Monday, October 19, 2009

Gird the loins!

And so we come to the end of yet another week as a guest, albeit a reluctant one, in one of Lizzie Windsor's universities for the mentally inept, criminally insane, socially inadequate and well-brought-up young ladies - and that's just the staff. Nothing happened. No progress. No regress. Nuffink.

However, I did have an encounter during the week with a fellow I have known for many years and who has been there to witness one or two of my 'episodes' in days of yore. I won't use his name - the authorites would not appreciate it, and neither would he I shouldn't wonder - but he knows who he is and I shall let him read this when I'm done anyway. Well, the way I see it is that everyone is entitled to their privacy, even in a place like dear ould Lizzie's gaff.

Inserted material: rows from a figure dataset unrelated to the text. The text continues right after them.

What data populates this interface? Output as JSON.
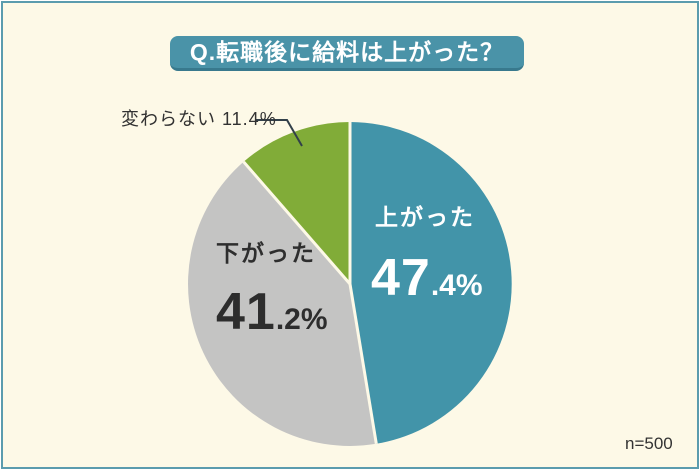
{
  "title": {
    "text": "Q.転職後に給料は上がった？"
  },
  "pie": {
    "slice_increased": {
      "label": "上がった",
      "value_int": "47",
      "value_frac": ".4%"
    },
    "slice_decreased": {
      "label": "下がった",
      "value_int": "41",
      "value_frac": ".2%"
    },
    "slice_unchanged": {
      "callout": "変わらない 11.4%"
    }
  },
  "footer": {
    "sample": "n=500"
  },
  "colors": {
    "background": "#fdf9e7",
    "frame_border": "#5b9cae",
    "title_bar": "#4a93a8",
    "title_bar_shadow": "#38798d",
    "slice_increased": "#4294a9",
    "slice_decreased": "#c4c4c3",
    "slice_unchanged": "#81ac38",
    "dark_text": "#2e2e2e",
    "callout_line": "#32404a"
  },
  "chart_data": {
    "type": "pie",
    "title": "Q.転職後に給料は上がった？",
    "categories": [
      "上がった",
      "下がった",
      "変わらない"
    ],
    "values": [
      47.4,
      41.2,
      11.4
    ],
    "colors": [
      "#4294a9",
      "#c4c4c3",
      "#81ac38"
    ],
    "start_angle_deg": 0,
    "direction": "clockwise",
    "legend_position": "none",
    "sample_size": "n=500"
  }
}
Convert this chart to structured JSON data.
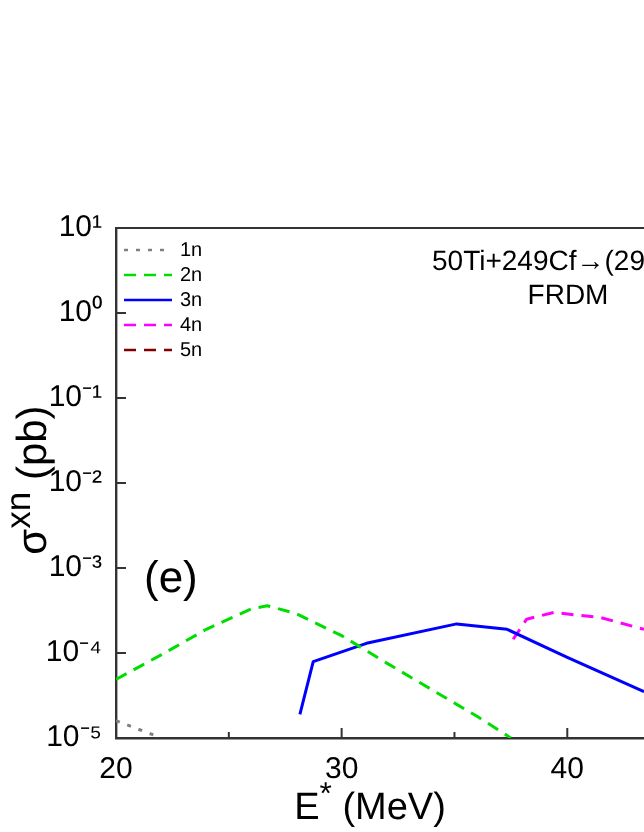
{
  "chart_data": {
    "type": "line",
    "xlabel": "E$^{*}$ (MeV)",
    "ylabel": "σ$^{xn}$ (pb)",
    "xlim": [
      20,
      43.4
    ],
    "xticks": [
      20,
      {
        "value": 25,
        "label": null
      },
      30,
      {
        "value": 35,
        "label": null
      },
      40
    ],
    "ylim": [
      1e-05,
      10
    ],
    "log": "y",
    "yticks": [
      {
        "value": 1e-05,
        "label": "10⁻⁵"
      },
      {
        "value": 0.0001,
        "label": "10⁻⁴"
      },
      {
        "value": 0.001,
        "label": "10⁻³"
      },
      {
        "value": 0.01,
        "label": "10⁻²"
      },
      {
        "value": 0.1,
        "label": "10⁻¹"
      },
      {
        "value": 1,
        "label": "10⁰"
      },
      {
        "value": 10,
        "label": "10¹"
      }
    ],
    "grid": false,
    "legend": "top left",
    "series": [
      {
        "name": "1n",
        "color": "#808080",
        "line_style": "dotted",
        "x": [
          20,
          21.8
        ],
        "values": [
          1.6e-05,
          1.05e-05
        ]
      },
      {
        "name": "2n",
        "color": "#00dd00",
        "line_style": "dashed",
        "x": [
          20,
          22,
          24,
          26,
          26.7,
          28,
          30,
          32,
          34,
          36,
          37.5
        ],
        "values": [
          4.9e-05,
          9.5e-05,
          0.00019,
          0.00033,
          0.00036,
          0.00029,
          0.00016,
          7.6e-05,
          3.7e-05,
          1.8e-05,
          1e-05
        ]
      },
      {
        "name": "3n",
        "color": "#0000ff",
        "line_style": "solid",
        "x": [
          28.15,
          28.74,
          31.1,
          35.1,
          37.33,
          40,
          43.4
        ],
        "values": [
          1.9e-05,
          7.9e-05,
          0.00013,
          0.00022,
          0.00019,
          8.9e-05,
          3.5e-05
        ]
      },
      {
        "name": "4n",
        "color": "#ff00ff",
        "line_style": "dashed",
        "x": [
          37.6,
          38.2,
          39.4,
          41.5,
          43.4
        ],
        "values": [
          0.000145,
          0.00025,
          0.0003,
          0.00026,
          0.00019
        ]
      },
      {
        "name": "5n",
        "color": "#800000",
        "line_style": "dashed"
      }
    ],
    "annotations": [
      "50Ti+249Cf→(29",
      "FRDM",
      "(e)"
    ]
  }
}
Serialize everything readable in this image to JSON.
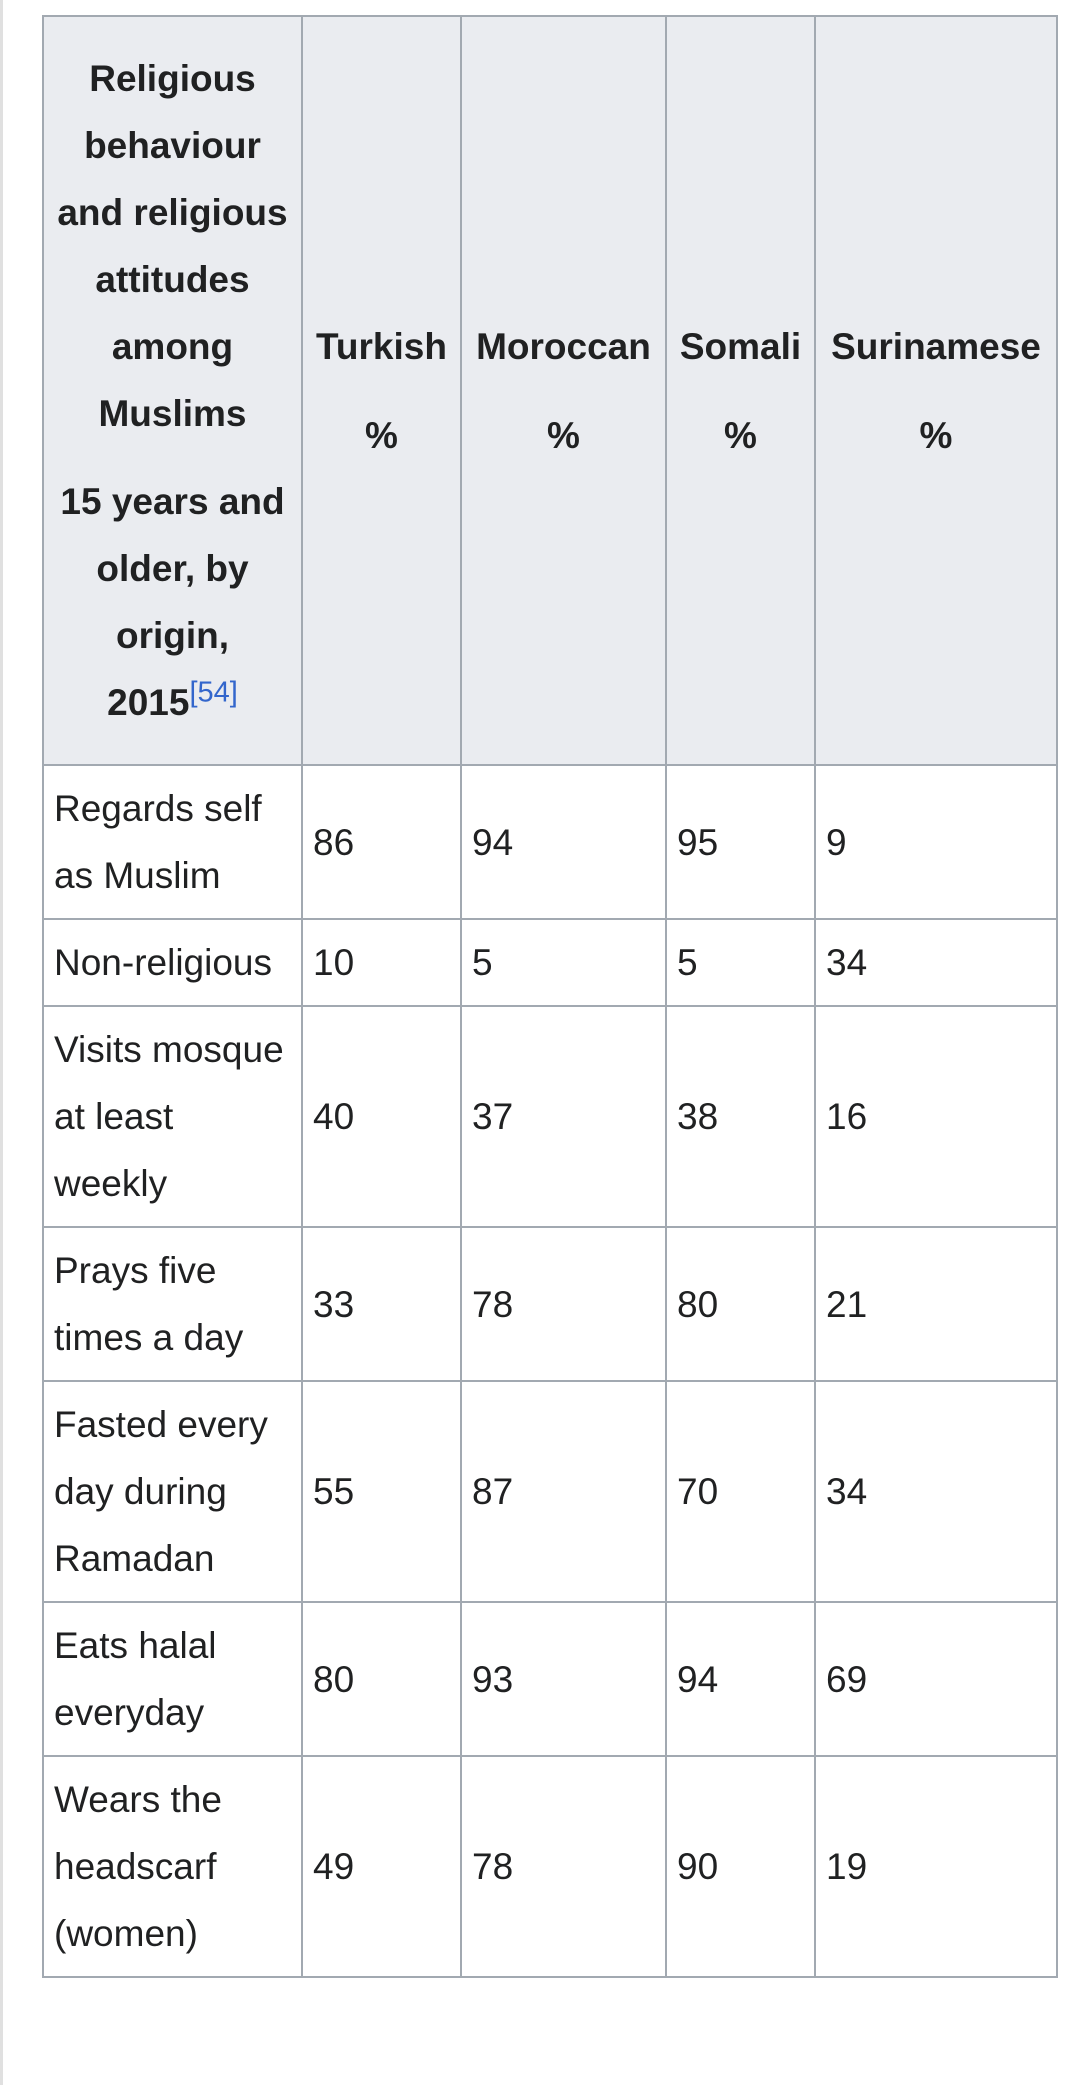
{
  "header": {
    "title": "Religious behaviour and religious attitudes among Muslims",
    "subtitle": "15 years and older, by origin, 2015",
    "ref": "[54]"
  },
  "columns": [
    {
      "name": "Turkish",
      "unit": "%"
    },
    {
      "name": "Moroccan",
      "unit": "%"
    },
    {
      "name": "Somali",
      "unit": "%"
    },
    {
      "name": "Surinamese",
      "unit": "%"
    }
  ],
  "rows": [
    {
      "label": "Regards self as Muslim",
      "values": [
        86,
        94,
        95,
        9
      ]
    },
    {
      "label": "Non-religious",
      "values": [
        10,
        5,
        5,
        34
      ]
    },
    {
      "label": "Visits mosque at least weekly",
      "values": [
        40,
        37,
        38,
        16
      ]
    },
    {
      "label": "Prays five times a day",
      "values": [
        33,
        78,
        80,
        21
      ]
    },
    {
      "label": "Fasted every day during Ramadan",
      "values": [
        55,
        87,
        70,
        34
      ]
    },
    {
      "label": "Eats halal everyday",
      "values": [
        80,
        93,
        94,
        69
      ]
    },
    {
      "label": "Wears the headscarf (women)",
      "values": [
        49,
        78,
        90,
        19
      ]
    }
  ]
}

I went to this fellow's cell for some reason quite recently, to see him on some matter or other, but he wasn't there and I came away until I ran into him at some other juncture. Later, something occurred to me. Looking around my cell as I write I have, over time, collected and accumulated many little things which make my life as comfortable as possible under the circs. I have a stereo with speakers hanging on the wall, a Play Station where I can play games which help me to forget where I am briefly, many many books, a typewriter, tapes, CDs, games, an electric shaver, an electronic spellchecker (which just gathers dust) and so on. My friend, however, had nothing whatsoever in his cell that didn't belong to the prison service. Nothing. I am sure that he has been in prison a good fifteen years, and when I knew him in the mid-nineties in Frankland he had all of the things I have. So what went wrong?

When he came to see me later during the week I asked him. (At this point I need to make a name up for him so I think I will call him Neville. I don't know any Neville, so that should be safe enough.) Neville sat on my bed and I asked him, "Neville, when we were in Frankland you had everything, now you have nothing. What went wrong?" He simply said, "I don't know."

Of course I did not pursue this - I have no right to do so - but it did get me to thinking about how, if a fellow is not careful and vigilant, he can begin to allow small things to slip. Maybe not clean the teeth every night before bed, have a shower every other day rather than every day, not shave as regularly as he should. Then it's a small step to not answering letters as we get them, and then we begin to sleep at lunchtime during the lockup period. Little things begin to slip and slide until one day we find that we have managed to let everything go and we are sitting on rock bottom with no apparent way to begin the climb up again.

That's what happened to Neville. He allowed standards to slip. Any man (or woman for that matter) who gets himself (or herself) locked away must get into some sort of disciplined regime, for their own good and peace of mind. Once that regime or routine is established we must never, under any circumstances, allow even one small thing to slip. Never. To do so is to invite that little devil into our lives, that little devil called Complacency. There is no room for it in a prisoner's life.

It is said that familiarity breeds contempt, and that could well be part of the problem. Add to that the feeling which some get that there is no point to anything, and people can give up and simply let everything slide, like Neville. Well there is always a point. We must never concede defeat in life. Inside or outside of prison, it applies to us all.

I am certain that there are times when we feel tired of it all - I do, from time to time - but that's no reason to abrogate all responsibility for ourselves. Of course we feel tired and sometimes feel we need a rest, but we are a long time dead and we can get all the rest we need when the Grim Reaper comes calling. Until then, gird the loins (I love that phrase), and stand firm against whatever Lady Luck (that fickle ould whore) sends our way.

I am going to let Neville read this now. I bet he looks at me strangely - most people do.